I’m really not complaining, honest – I’m incredibly lucky to be in the situation in which I find myself, and I know it. I’ve got a job lined up, I’ve got freelance work to tide me over until then, the end of graduate school is within reach, I’ve got an amazing girlfriend who loves me enough to move to a different city and start a new life with me.

It all just feels strangely anticlimactic.

Big News…

Tuesday, May 4th, 2004

As I’ve written before, I’ve been rather deliberately avoiding writing about many of the biggest things occupying my mind over the past few months. Finally, however, I’m at a point where I can start thinking out loud again: the semester’s drawing to a close, my travel plans for the summer are set, and my dissertation is no longer crowding out all other urges to write from my being.

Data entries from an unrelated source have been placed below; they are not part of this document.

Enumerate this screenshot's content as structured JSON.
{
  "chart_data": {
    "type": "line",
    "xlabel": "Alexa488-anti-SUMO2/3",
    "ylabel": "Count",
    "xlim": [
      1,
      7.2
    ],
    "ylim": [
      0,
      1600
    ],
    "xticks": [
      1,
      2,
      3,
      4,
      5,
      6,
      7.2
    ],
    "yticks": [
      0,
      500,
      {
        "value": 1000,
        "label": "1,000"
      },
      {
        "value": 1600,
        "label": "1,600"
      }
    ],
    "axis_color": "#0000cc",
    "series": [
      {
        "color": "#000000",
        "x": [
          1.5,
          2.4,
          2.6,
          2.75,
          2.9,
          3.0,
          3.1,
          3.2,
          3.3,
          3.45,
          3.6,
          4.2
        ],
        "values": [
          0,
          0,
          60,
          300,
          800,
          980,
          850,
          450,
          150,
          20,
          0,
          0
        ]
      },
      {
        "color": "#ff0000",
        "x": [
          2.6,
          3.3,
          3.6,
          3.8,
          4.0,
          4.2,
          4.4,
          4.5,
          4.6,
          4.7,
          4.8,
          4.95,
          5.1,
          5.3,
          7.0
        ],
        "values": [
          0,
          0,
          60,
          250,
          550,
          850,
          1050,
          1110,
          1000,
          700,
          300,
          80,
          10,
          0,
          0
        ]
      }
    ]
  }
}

Also, I’ve accepted a job.

For the next few years, I’ll be a Research Assistant Professor at George Mason University‘s Center for History and New Media. The job sounds fantastic: I’ll get to do history and develop/evangelize new tools for historians to use. I’ll miss being in the classroom (there’s no teaching involved, though I might have the option of doing so should I want to), but this seems to be the best possible thing for my career right now…there’ll be plenty more time for teaching down the road, I suspect. In the meantime – DC, here I come!